Why do Arc and Mutex allow me to change the value of an immutable variable?

Question

Take this example:

fn main() {
    let dato = std::sync::Arc::new(std::sync::Mutex::new(1u8));

    for _ in 0..3 {
        let value = dato.clone();

        std::thread::spawn(move || {
            let v = value.lock().unwrap();
            *v += 1; // <- Error
        });
    }

    std::thread::sleep(std::time::Duration::from_secs(1u64));

    println!("{:?}", dato);
}

cannot borrow immutable local variable v as mutable

I know that changing to mut works:

std::thread::spawn(move || {
    let mut v = value.lock().unwrap();
    *v += 1;
});

but why does this work:

let value = dato.clone();

std::thread::spawn(move || {
    *value.lock().unwrap() += 1;    
});

playground

Answer 1

value.lock().unwrap() returns a value of type MutexGuard, which has a DerefMut implementation:

impl<'mutex, T: ?Sized> DerefMut for MutexGuard<'mutex, T> {
    fn deref_mut(&mut self) -> &mut T { ... }
}

DerefMut::deref_mut(x) is equivalent to &mut *x; naturally, DerefMut is also used for assignments under the pointer, like in your case.

Therefore, for *v += 1 to work, v should be a mut variable - otherwise it would be impossible for DerefMut::deref_mut to be invoked at all.

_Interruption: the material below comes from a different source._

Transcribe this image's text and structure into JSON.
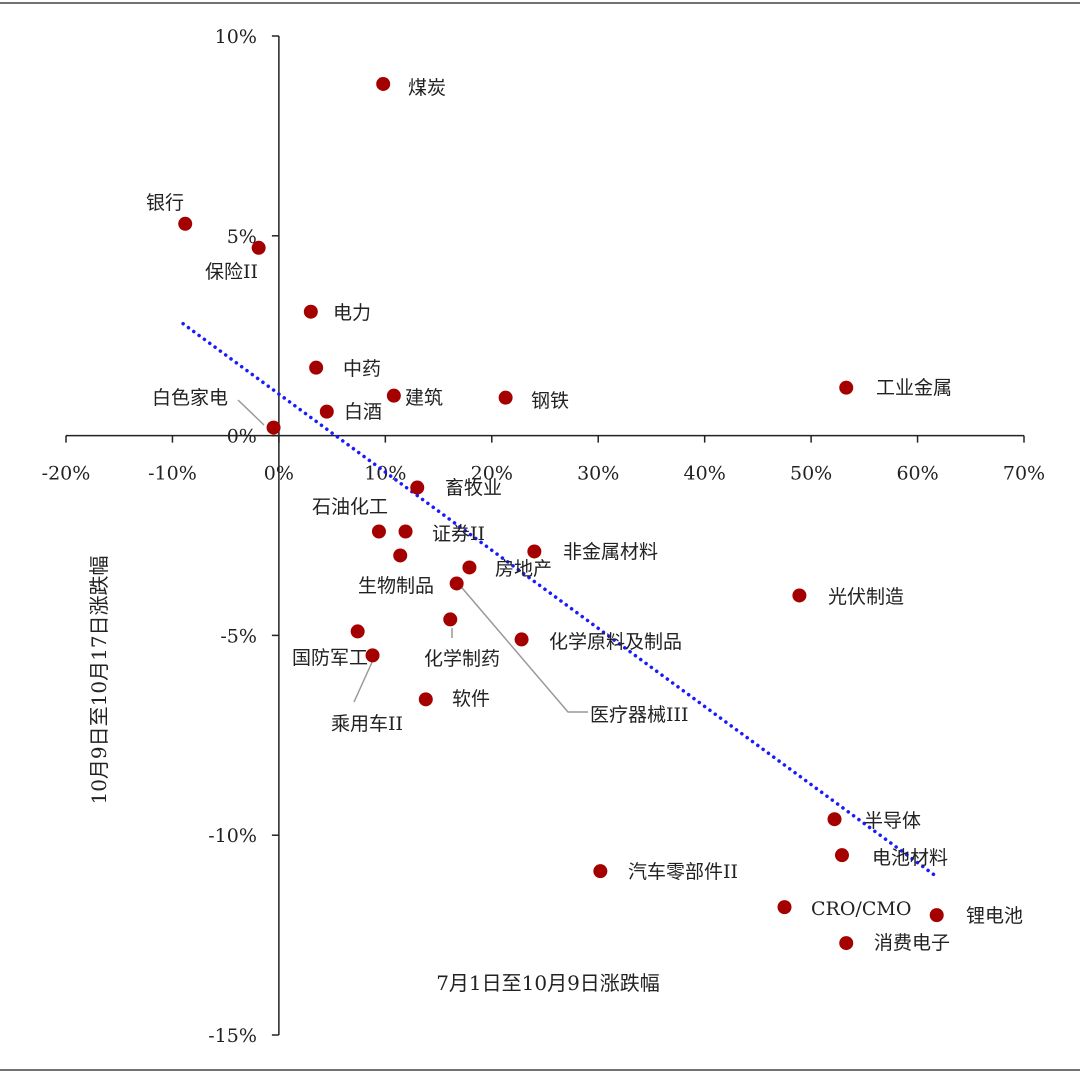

*value.lock().unwrap() += 1 works because now value.lock().unwrap() is a temporary variable without an explicit binding, so Rust is free to assign its mutability automatically.

The fact that Mutex contains an UnsafeCell inside is not related to this particular thing about DerefMut directly; however, it does mean that Mutex provides something called internal mutability, i.e. it allows one to mutate its contents through a shared reference. You can read more on it in the book.